Le «cercle de ‘Iyyun»
Un cercle contemporain des cénacles de Provence, non encore
localisé, appelé «cercle de ‘Iyyun»,
d’après son texte fondamental (Sefer ha-‘Iyyun
), élabore un nouveau genre de littérature pseudépigraphique,
qui est diffusé sous la caution d’autorités
rabbiniques de la période talmudique. Ces textes, en grande
partie encore inédits («La Source de la sagesse»,
«Prière de Nehunya ben Haqana», «Midrash
de Simon ben Sadiq», consultations attribuées à
Haï Gaon), ont pour thème principal une mystique de
la lumière, symbole de l’émanation, et témoignent
de l’influence toujours grandissante du néo-platonisme.
Alors que dans le hassidisme la psychologie seule portait l’empreinte
de ce courant philosophique, avec les textes de ‘Iyyun et
de la littérature du cénacle de Gérone, où
les écrits de ‘Iyyun étaient connus et même
utilisés, les concepts néo-platoniciens deviennent
la base tant de la métaphysique que de la cosmologie.
Le cénacle de Gérone
Entre 1200 et 1260, Gérone est un centre actif qui compte
parmi ses membres les penseurs les plus marquants de la kabbale:
Juda ben Yaqar, Ezra ben Salomon, Azriel, Jacob ben Sheshet, Moïse
ben Nahman. Leurs écrits, presque tous édités
et même en partie traduits, reflètent des différences
d’ordre doctrinal d’un auteur à l’autre
et aussi, pour la première fois dans cette littérature
ésotérique, des différences de tempérament.

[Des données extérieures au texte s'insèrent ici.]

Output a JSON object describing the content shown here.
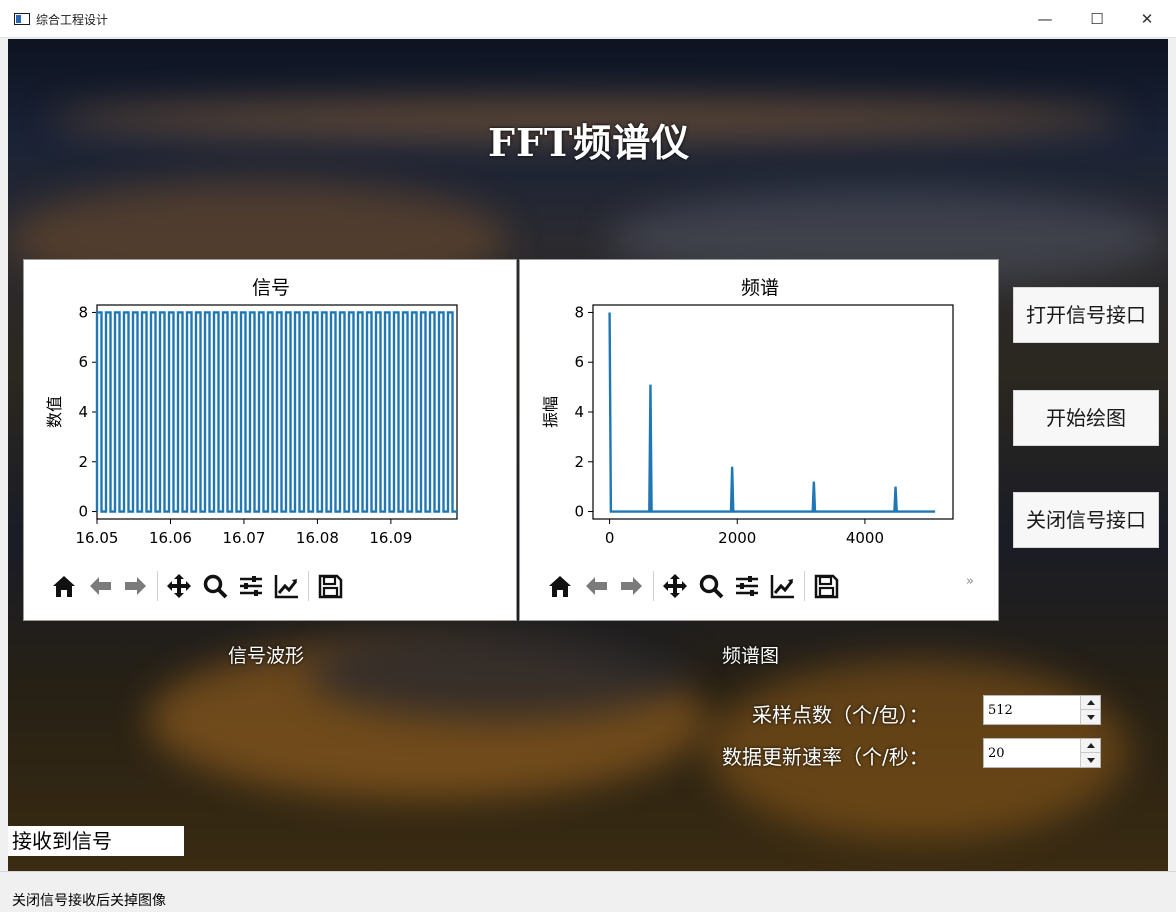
{
  "window": {
    "title": "综合工程设计",
    "controls": {
      "minimize": "—",
      "maximize": "☐",
      "close": "✕"
    }
  },
  "header": {
    "title": "FFT频谱仪"
  },
  "signal_plot": {
    "title": "信号",
    "ylabel": "数值",
    "caption": "信号波形"
  },
  "spectrum_plot": {
    "title": "频谱",
    "ylabel": "振幅",
    "caption": "频谱图",
    "overflow_label": "»"
  },
  "toolbar_icons": [
    "home-icon",
    "back-arrow-icon",
    "forward-arrow-icon",
    "pan-icon",
    "zoom-icon",
    "configure-subplots-icon",
    "edit-axes-icon",
    "save-icon"
  ],
  "buttons": {
    "open_port": "打开信号接口",
    "start_plot": "开始绘图",
    "close_port": "关闭信号接口"
  },
  "params": {
    "sample_points_label": "采样点数（个/包）：",
    "sample_points_value": "512",
    "update_rate_label": "数据更新速率（个/秒：",
    "update_rate_value": "20"
  },
  "received_label": "接收到信号",
  "status": {
    "text": "关闭信号接收后关掉图像"
  },
  "chart_data": [
    {
      "type": "line",
      "title": "信号",
      "xlabel": "",
      "ylabel": "数值",
      "xlim": [
        16.05,
        16.099
      ],
      "ylim": [
        -0.3,
        8.3
      ],
      "x_ticks": [
        "16.05",
        "16.06",
        "16.07",
        "16.08",
        "16.09"
      ],
      "y_ticks": [
        "0",
        "2",
        "4",
        "6",
        "8"
      ],
      "series": [
        {
          "shape": "square wave",
          "low": 0,
          "high": 8,
          "cycles": 40
        }
      ],
      "color": "#1f77b4",
      "grid": false
    },
    {
      "type": "line",
      "title": "频谱",
      "xlabel": "",
      "ylabel": "振幅",
      "xlim": [
        -260,
        5380
      ],
      "ylim": [
        -0.3,
        8.3
      ],
      "x_ticks": [
        "0",
        "2000",
        "4000"
      ],
      "y_ticks": [
        "0",
        "2",
        "4",
        "6",
        "8"
      ],
      "series": [
        {
          "x": [
            0,
            640,
            1920,
            3200,
            4480
          ],
          "y": [
            8.0,
            5.1,
            1.8,
            1.2,
            1.0
          ],
          "x_max": 5100
        }
      ],
      "color": "#1f77b4",
      "grid": false
    }
  ]
}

En effet, si les auteurs hassidiques et les kabbalistes de Provence
nous sont déjà signalés par certaines données
biographiques, c’est à Gérone seulement que
les mystiques juifs sortent de l’anonymat. Il s’agit
de la première littérature ésotérique
où la différenciation stylistique et idéologique
des écrits permet de reconstituer la personnalité
de chaque auteur. Les genres littéraires sont également
plus variés. Outre des exégèses mystiques
sur différentes parties de l’Écriture (sur
le Cantique des cantiques par Ezra ben Salomon; sur Genèse
I, Qohelet, Job par Moïse Nahmanide), sur les parties homilétiques
du Talmud (commentaire sur les Aggadot par Ezra et Azriel) et
sur la liturgie quotidienne (Azriel), on relève aussi des
œuvres polémiques s’en prenant à des
doctrines aristotéliciennes (Jacob ben Sheshet, Meshib
Debarim Nekokhim ) et le premier exposé didactique des
doctrines kabbalistiques (Azriel, Commentaire sur les dix sefirot
). L’influence du néo-platonisme atteint son apogée
dans les œuvres d’Azriel. Sans parler des fragments
de pseudépigraphes néo-platoniciens intégrés
dans ses œuvres, plusieurs de ses expressions caractéristiques,
et sa doctrine du Néant divin ou des Ténèbres
suprêmes, source de la lumière de l’émanation,
trahissent une connaissance, peut-être indirecte seulement,
des œuvres de Jean Scot Érigène, dont la nouvelle
période de diffusion, suivie d’une condamnation (1210),
coïncide de près avec la période active d’Azriel
lui-même (1220-1240).
À partir du milieu du XIIIe siècle, et parallèlement
au courant principal continué par les disciples de Nahmanide
(Méir Ibn Abu Sahula, Ibn Shu‘ayb), les tendances
idéologiques se diversifient. Les écrits des frères
Isaac et Jacob ha-Cohen, dont l’intermonde et les créatures
démoniaques ou mythiques qui le peuplent constituent le
thème central, attestent une réaction gnostique
contre la kabbale néo-platonisante. Vers 1260, on trouve
sous la plume d’Abraham de Cologne (Keter Shem Tob ) la
première mention d’une méthode de contemplation
qui vise à compléter l’enseignement théorique
sur les sefirot par une expérience spirituelle, fondée
sur des techniques qui recourent aux noms divins et doivent conduire
à l’illumination prophétique. Le plus éminent
représentant de ce «kabbalisme prophétique»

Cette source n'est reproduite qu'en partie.